`Hello,
Please review the change-set that implements the commute transformation
(and thus better memory-folding and better register coalescing) for AVX512 FMA opcodes.
This is also a fix for https://llvm.org/bugs/show_bug.cgi?id=17229
If this change-set seems too big to reviewers I can split it into 2 parts:
- 2 new files with the new class Utils/X86InstrFMA3Info.[h,cpp]
- fix users of those new classes + update of the LIT tests.
Even if that happens, this 'Differential Revision' may be still useful as it shows
both - the new classes and how they are used.
- New classes X86InstrFMA3Info and X86InstrFMA3Group.
Currently there are 1584 FMA3 opcodes!
Having a huge switch {case <FMA1>: case <FMA2>: case <FMA1584>: }
in the method X86InstrInfo::isFMA3() seems just wrong.
Also, there are several other places where all those opcodes would have to be listed,
for example, in X86InstrInfo::getFMA3OpcodeToCommuteOperands().
Those opcodes would also have to be in MemoryFoldTable3[] and MemoryFoldTable4[] arrays.
Finally, some other users of FMA3 opcodes are being implemented, they also would need to
list FMA3 opcodes as well, classify and group them (register vs memory forms, check k-masked/k-zero-masked, etc).
The new classes X86InstrFMA3Info and X86InstrFMA3Group:
- List all existing FMA3 opcodes in one place,
- Classify them by adding special attributes (IsIntrinsic, IsKMergeMasked, IsKZeroMasked, etc).

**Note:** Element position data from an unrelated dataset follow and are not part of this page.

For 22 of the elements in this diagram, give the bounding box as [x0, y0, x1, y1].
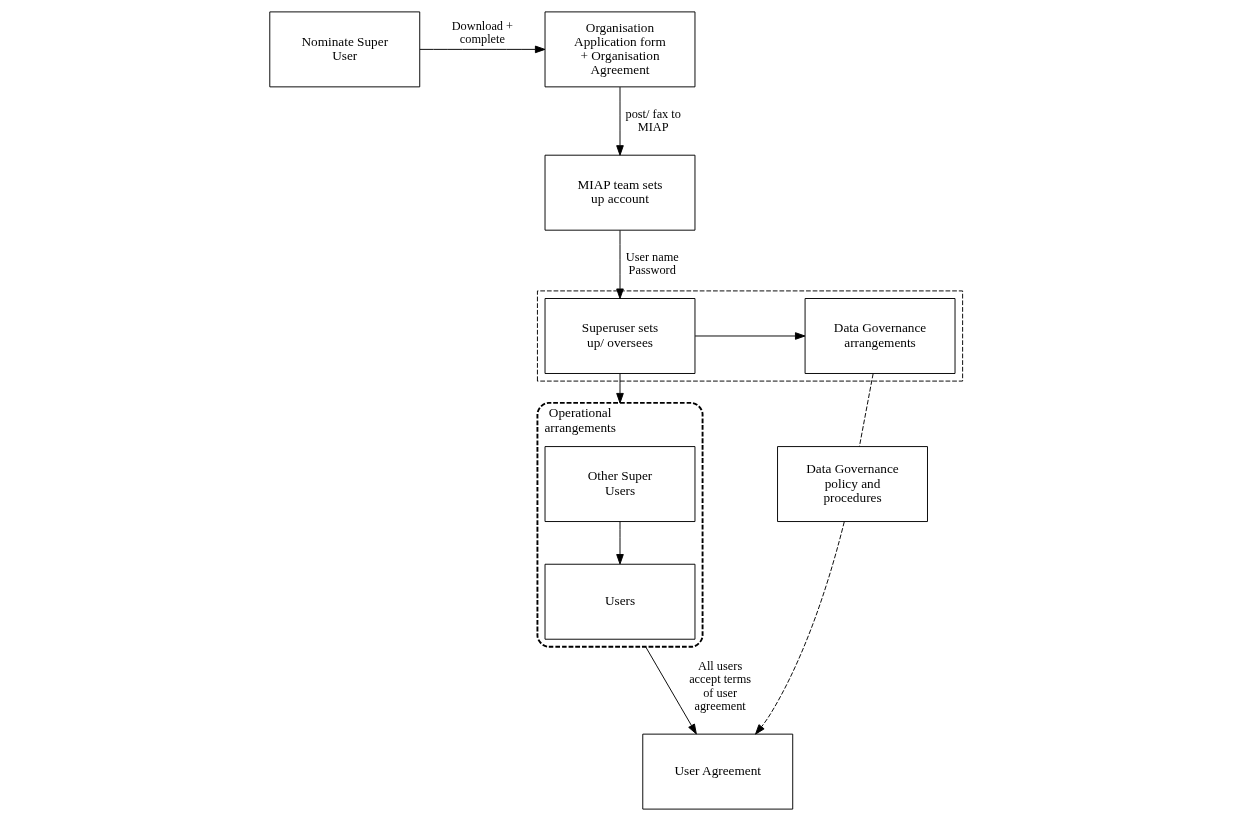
arrow — [616, 86, 624, 156]
node-box: MIAP team sets up account — [544, 154, 696, 231]
node-box: Data Governance arrangements — [804, 298, 956, 374]
node-box: Superuser sets up/ oversees — [544, 298, 696, 374]
arrow — [616, 373, 624, 404]
arrow — [694, 332, 806, 340]
connector — [858, 373, 874, 447]
arrow — [616, 521, 624, 565]
node-box: Users — [544, 563, 696, 640]
node-box: Nominate Super User — [269, 11, 421, 88]
edge-label: User name Password — [625, 249, 679, 278]
edge-label: Download + complete — [451, 18, 514, 47]
edge-label: post/ fax to MIAP — [625, 106, 681, 134]
arrow — [645, 646, 697, 735]
arrow — [755, 521, 845, 735]
node-box: Other Super Users — [544, 446, 696, 522]
node-box: Data Governance policy and procedures — [777, 446, 928, 522]
arrow — [616, 229, 624, 299]
arrow — [419, 45, 546, 54]
node-box: User Agreement — [642, 733, 794, 810]
edge-label: All users accept terms of user agreement — [689, 658, 752, 713]
node-box: Organisation Application form + Organisation Agreement — [544, 11, 696, 88]
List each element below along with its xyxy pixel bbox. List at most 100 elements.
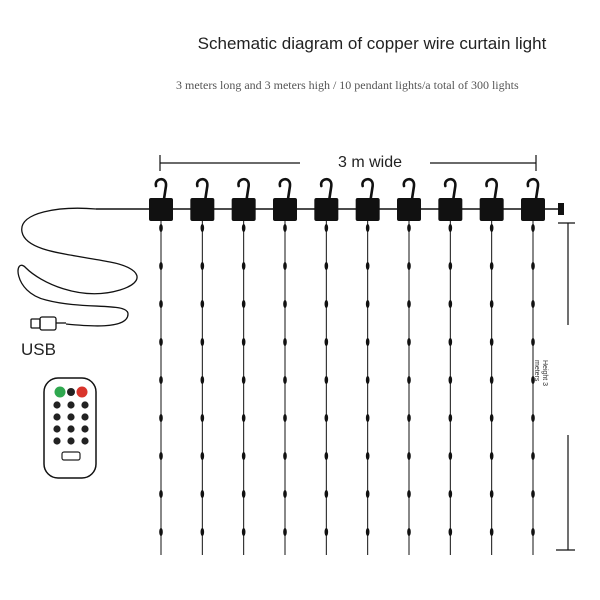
strand-clip bbox=[479, 198, 504, 221]
strand-clip bbox=[397, 198, 421, 221]
diagram-subtitle: 3 meters long and 3 meters high / 10 pen… bbox=[176, 78, 519, 92]
remote-control-icon bbox=[43, 377, 97, 479]
bulb bbox=[283, 300, 287, 308]
bulb bbox=[407, 262, 411, 270]
bulb bbox=[448, 528, 453, 536]
bulb bbox=[407, 338, 411, 346]
strand-clip bbox=[231, 198, 256, 221]
bulb bbox=[365, 414, 370, 422]
bulb bbox=[407, 224, 411, 232]
bulb bbox=[159, 528, 163, 536]
bulb bbox=[241, 490, 246, 498]
bulb bbox=[324, 452, 329, 460]
bulb bbox=[324, 376, 329, 384]
bulb bbox=[365, 490, 370, 498]
strand-clip bbox=[438, 198, 463, 221]
hook-icon bbox=[361, 177, 374, 201]
bulb bbox=[200, 414, 205, 422]
bulb bbox=[489, 376, 494, 384]
hook-icon bbox=[319, 177, 333, 201]
height-dimension-line bbox=[556, 222, 575, 551]
bulb bbox=[531, 376, 535, 384]
bulb bbox=[489, 338, 494, 346]
bulb bbox=[489, 414, 494, 422]
bulb bbox=[241, 300, 246, 308]
strand-clip bbox=[273, 198, 297, 221]
strand-6 bbox=[355, 177, 380, 555]
bulb bbox=[489, 224, 494, 232]
bulb bbox=[448, 300, 453, 308]
bulb bbox=[241, 338, 246, 346]
light-strands bbox=[149, 177, 545, 555]
hook-icon bbox=[485, 177, 498, 201]
hook-icon bbox=[526, 177, 540, 201]
bulb bbox=[448, 490, 453, 498]
bulb bbox=[448, 262, 453, 270]
bulb bbox=[283, 376, 287, 384]
strand-8 bbox=[438, 177, 463, 555]
bulb bbox=[407, 300, 411, 308]
bulb bbox=[159, 262, 163, 270]
bulb bbox=[531, 262, 535, 270]
bulb bbox=[407, 490, 411, 498]
hook-icon bbox=[195, 177, 209, 201]
bulb bbox=[241, 528, 246, 536]
bulb bbox=[531, 528, 535, 536]
hook-icon bbox=[237, 177, 250, 201]
bulb bbox=[241, 452, 246, 460]
bulb bbox=[448, 376, 453, 384]
bulb bbox=[283, 414, 287, 422]
bulb bbox=[159, 300, 163, 308]
bulb bbox=[365, 376, 370, 384]
bulb bbox=[365, 224, 370, 232]
bulb bbox=[324, 414, 329, 422]
strand-7 bbox=[397, 177, 421, 555]
strand-2 bbox=[190, 177, 215, 555]
bulb bbox=[200, 376, 205, 384]
bulb bbox=[531, 224, 535, 232]
bulb bbox=[531, 490, 535, 498]
bulb bbox=[324, 262, 329, 270]
bulb bbox=[448, 338, 453, 346]
hook-icon bbox=[154, 177, 168, 201]
bulb bbox=[531, 338, 535, 346]
bulb bbox=[324, 490, 329, 498]
bulb bbox=[448, 452, 453, 460]
strand-clip bbox=[149, 198, 173, 221]
bulb bbox=[407, 414, 411, 422]
bulb bbox=[448, 414, 453, 422]
bulb bbox=[489, 262, 494, 270]
bulb bbox=[200, 262, 205, 270]
bulb bbox=[324, 300, 329, 308]
bulb bbox=[200, 452, 205, 460]
bulb bbox=[241, 262, 246, 270]
width-dimension-line bbox=[159, 155, 537, 171]
bulb bbox=[200, 528, 205, 536]
strand-clip bbox=[190, 198, 215, 221]
hook-icon bbox=[402, 177, 416, 201]
strand-1 bbox=[149, 177, 173, 555]
bulb bbox=[241, 414, 246, 422]
bulb bbox=[365, 300, 370, 308]
bulb bbox=[200, 490, 205, 498]
strand-clip bbox=[355, 198, 380, 221]
bulb bbox=[407, 376, 411, 384]
bulb bbox=[283, 224, 287, 232]
bulb bbox=[200, 224, 205, 232]
bulb bbox=[283, 528, 287, 536]
bulb bbox=[489, 528, 494, 536]
bulb bbox=[200, 300, 205, 308]
strand-4 bbox=[273, 177, 297, 555]
usb-label: USB bbox=[21, 340, 56, 359]
strand-10 bbox=[521, 177, 545, 555]
bulb bbox=[159, 452, 163, 460]
bulb bbox=[283, 490, 287, 498]
bulb bbox=[365, 338, 370, 346]
bulb bbox=[365, 262, 370, 270]
strand-clip bbox=[314, 198, 339, 221]
bulb bbox=[159, 490, 163, 498]
bulb bbox=[489, 300, 494, 308]
bulb bbox=[241, 224, 246, 232]
bulb bbox=[324, 338, 329, 346]
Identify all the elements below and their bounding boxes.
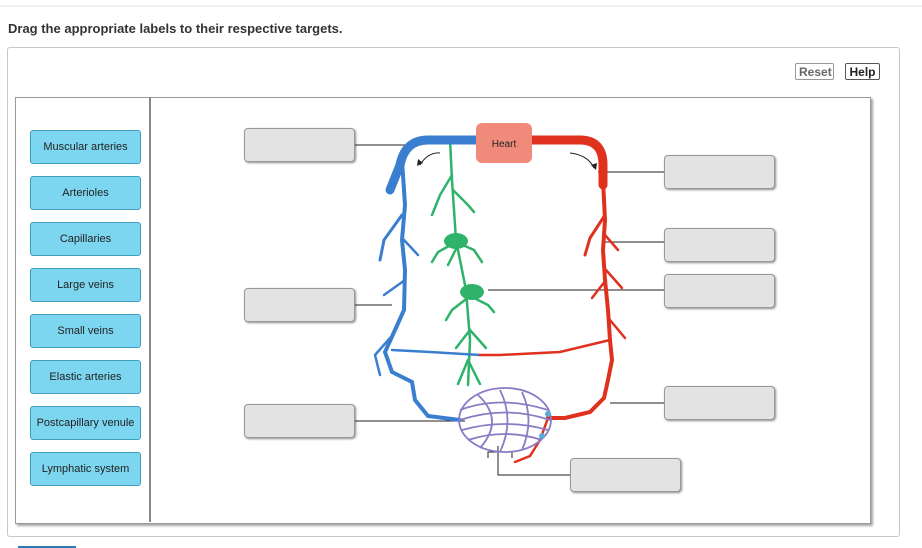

- Collect relative FMA3 opcodes in groups of 6 opcodes: {FMA132r, FMA213r, FMA231r, FMA132m, FMA213m, FMA231m} or in groups of 3 register or 3 memory-form opcodes if group of 6 cannot be formed, for example only memory forms are available for FMAs loading/broadcasting one of operands from memory: {FMADD132PSZmb, FMADD213PSZmb, FMADD231PSZmb}.
- Provide useful methods like isFMA3(), getFMA3Group(), isIntrinsic(), isKMasked(), isKMergeMasked(), isZeroMasked(), get{Reg,Mem}{132,213,231}Opcode(), etc. It also implements an iterator for walking through all register-form opcodes having memory-form equivalents.
The class X86InstrFMA3Info is a sort of singletons.
Only one object of the class is created per LLVM invocation.
It contains DenseMap<unsigned, X86InstrFMA3Group *> which maps Opcodes to their families,
i.e. groups of 6 opcodes, for example:
FMADD213SSr_Int -> {FMADD132SSr_Int, FMADD213SSr_Int, FMADD231SSr_Int,
FMADD132SSr_Int, FMADD213SSr_Int, FMADD231SSr_Int, IsIntrinsic};
The map is initialized once with the first request to the X86InstrFMA3Info class,
then it is possible to get a const reference to groups of FMAs (represented by X86InstrFMA3Group)
using an opcode from such group:
static const X86InstrFMA3Group *getFMA3Group(unsigned Opcode);
I used the method llvm::call_once() to ensure that the method initGroupsOnce() is called only once.
- Other changes.
X86InstrAVX512.td:
- Added isCommutable flag to more opcodes. Even K-masked and K-zero-masked FMAs opcodes are commutable now.
X86InstrInfo.cpp:
- Removed the long list of FMA3 opcodes from MemoryFoldTable3[], and added reg-to-mem mappings for 3 and 4 operand FMAs using the new iterators provided by X86InstrFMA3Info class.
- Removed isFMA3() method having a huge switch-statement.
- Added support for k-masked and k-zero-masked FMAs.
- Changed the getFMA3OpcodeToCommuteOperands(). This method is again a member of X86InstrInfo and the 1st operand
is MachineInstr &MI (instead of unsigned Opcode). The reason is that
when we start analyzing the users of FMAs we need a MachineInstr and
need the method to be a member of X86InstrInfo.
avx512-fma.ll, avx512-fma-intrinsics.ll, avx512bwvl-intrinsics.ll:
- Updated 3 LIT tests. The new code has less instructions because of better memory-folding and better register coalescing.
Thank you,
Vyacheslav Klochkov (v_klochkov)
`
These macros create a lot of small static tables and repeated initialization code for the map. Is there some way we can create fewer, larger static tables. Maybe a reg and mem table, a reg only table, and a mem only table with each row containing a group of opcodes and the attributes. Then loop through those larger tables to populate the map? Just a thought. Should reduce number of relocation entries and code size for this file.
Could probably be done as a follow up patch.